No município, em determinado ano, a receita corrente líquida é R$ 1.000.000, enquanto as despesas com pessoal somam R$ 750.000, sendo que R$ 150.000 se referem a indenizações por demissão de servidores. Considerando essa informação, é correto afirmar que
- A)as despesas com pessoal correspondem a 75% da receita corrente líquida, o que ultrapassa os limites estabelecidos pela Lei de Responsabilidade Fiscal.
Errada, porque os R$ 750.000 incluem indenizações por demissão, que não integram a despesa com pessoal para fins de LRF, então o percentual de 75% não é o correto.
- B)o gasto com pessoal está no limite permitido pela Lei de Responsabilidade Fiscal.
Certa, porque, excluídas as indenizações por demissão, a despesa com pessoal fica em R$ 600.000, ou 60% da RCL, exatamente no limite da LRF para o município.
- C)mesmo desconsiderando os gastos com indenizações por demissão de servidores, o limite estabelecido pela Lei de Responsabilidade Fiscal é ultrapassado.

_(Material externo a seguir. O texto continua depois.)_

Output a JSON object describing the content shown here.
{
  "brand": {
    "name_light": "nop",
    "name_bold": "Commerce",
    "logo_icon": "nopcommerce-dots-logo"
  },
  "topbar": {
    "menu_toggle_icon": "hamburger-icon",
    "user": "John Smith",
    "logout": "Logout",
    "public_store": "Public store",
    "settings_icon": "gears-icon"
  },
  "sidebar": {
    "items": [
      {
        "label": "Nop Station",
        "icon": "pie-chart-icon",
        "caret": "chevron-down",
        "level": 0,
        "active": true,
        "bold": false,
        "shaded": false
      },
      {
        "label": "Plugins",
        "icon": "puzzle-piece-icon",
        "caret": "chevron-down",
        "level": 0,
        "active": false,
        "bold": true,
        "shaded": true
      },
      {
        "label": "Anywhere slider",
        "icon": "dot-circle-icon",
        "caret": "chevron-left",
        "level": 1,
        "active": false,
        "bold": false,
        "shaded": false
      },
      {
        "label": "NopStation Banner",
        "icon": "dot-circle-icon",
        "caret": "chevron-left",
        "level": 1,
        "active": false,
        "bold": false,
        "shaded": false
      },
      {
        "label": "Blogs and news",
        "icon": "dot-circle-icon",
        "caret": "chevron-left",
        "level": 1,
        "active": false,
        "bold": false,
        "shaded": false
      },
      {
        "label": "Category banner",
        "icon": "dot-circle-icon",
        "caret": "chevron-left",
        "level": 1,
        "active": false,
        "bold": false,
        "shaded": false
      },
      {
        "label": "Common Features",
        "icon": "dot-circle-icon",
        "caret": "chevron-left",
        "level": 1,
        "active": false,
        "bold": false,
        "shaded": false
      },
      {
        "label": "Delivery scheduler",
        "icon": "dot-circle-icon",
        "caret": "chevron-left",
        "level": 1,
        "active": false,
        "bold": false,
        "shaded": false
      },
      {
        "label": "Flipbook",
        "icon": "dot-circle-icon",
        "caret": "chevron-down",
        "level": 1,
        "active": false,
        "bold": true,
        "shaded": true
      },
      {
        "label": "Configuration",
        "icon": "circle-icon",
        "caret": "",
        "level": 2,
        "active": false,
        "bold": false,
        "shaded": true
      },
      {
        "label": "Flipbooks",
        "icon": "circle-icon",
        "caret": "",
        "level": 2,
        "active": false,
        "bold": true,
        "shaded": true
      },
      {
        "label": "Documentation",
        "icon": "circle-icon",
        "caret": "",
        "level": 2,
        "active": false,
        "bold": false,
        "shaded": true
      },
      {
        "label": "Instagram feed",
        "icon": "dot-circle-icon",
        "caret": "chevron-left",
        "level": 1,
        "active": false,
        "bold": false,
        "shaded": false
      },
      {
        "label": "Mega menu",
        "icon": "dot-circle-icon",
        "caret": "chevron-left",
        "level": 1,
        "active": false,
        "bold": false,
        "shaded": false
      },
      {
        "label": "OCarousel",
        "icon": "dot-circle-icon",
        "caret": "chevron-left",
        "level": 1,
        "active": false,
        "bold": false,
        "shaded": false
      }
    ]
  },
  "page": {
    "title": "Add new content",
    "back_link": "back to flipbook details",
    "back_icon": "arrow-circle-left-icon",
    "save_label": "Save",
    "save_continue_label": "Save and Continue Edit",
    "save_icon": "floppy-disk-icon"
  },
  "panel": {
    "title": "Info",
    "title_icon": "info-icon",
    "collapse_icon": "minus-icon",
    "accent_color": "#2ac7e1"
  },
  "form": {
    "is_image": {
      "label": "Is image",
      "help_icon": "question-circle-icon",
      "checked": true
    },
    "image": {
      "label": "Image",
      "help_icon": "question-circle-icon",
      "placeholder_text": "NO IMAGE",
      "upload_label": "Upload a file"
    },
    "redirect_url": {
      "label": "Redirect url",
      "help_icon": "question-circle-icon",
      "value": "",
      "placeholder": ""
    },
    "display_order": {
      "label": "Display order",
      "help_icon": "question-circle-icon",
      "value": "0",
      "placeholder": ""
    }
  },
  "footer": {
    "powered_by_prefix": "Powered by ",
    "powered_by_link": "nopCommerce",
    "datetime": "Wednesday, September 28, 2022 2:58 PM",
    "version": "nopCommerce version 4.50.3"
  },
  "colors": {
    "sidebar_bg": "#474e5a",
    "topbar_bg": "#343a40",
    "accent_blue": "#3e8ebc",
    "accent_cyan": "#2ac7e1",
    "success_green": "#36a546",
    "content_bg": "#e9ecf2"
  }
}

Errada, porque mesmo sem as indenizações o gasto é de 60% da RCL, e isso não ultrapassa o limite legal municipal, apenas o atinge.
- D)o gasto com indenizações por demissão de servidores deve ser considerado e, portanto, o limite estabelecido pela Lei de Responsabilidade Fiscal foi ultrapassado.
Errada, porque as indenizações por demissão não devem ser consideradas como despesa com pessoal no cálculo da LRF, e o limite não foi ultrapassado.
- E)o limite estabelecido pela Lei de Responsabilidade Fiscal é de 50% da receita corrente líquida, incluindo gastos com o Legislativo e o Tribunal de Contas do Município, se houver.
Errada, porque o limite municipal global não é 50%, mas 60% da receita corrente líquida, nos termos do art. 20 da LRF.
Gabarito: B
A Lei de Responsabilidade Fiscal trata a despesa com pessoal com bastante carinho, porque esse tipo de gasto tende a crescer e apertar o caixa do ente público. Pelo art. 18 da LRF, entram no cálculo as despesas com ativos, inativos, pensionistas e encargos sociais, mas o § 1º do mesmo artigo diz que indenização por demissão de servidores não entra nessa conta. Ou seja, nem tudo que o município paga por causa de pessoal vira despesa de pessoal para fins de limite. No caso, a despesa total informada foi de R$ 750.000, mas R$ 150.000 são indenizações por demissão, que devem ser excluídas. Então o gasto efetivo com pessoal fica em R$ 600.000. Agora vem a conta simples: R$ 600.000 sobre R$ 1.000.000 de receita corrente líquida = 60%. E esse é exatamente o limite máximo para o município como um todo na LRF, somando Executivo e Legislativo, conforme o art. 20, III, da Lei Complementar nº 101/2000. Por isso, o gasto está no limite permitido, sem ultrapassá-lo. Resumo de prova: indenização por demissão não entra no cálculo; depois de excluir, você compara com o teto municipal de 60%. Se bateu 60%, está no limite. Se passou, aí sim acende a luz vermelha.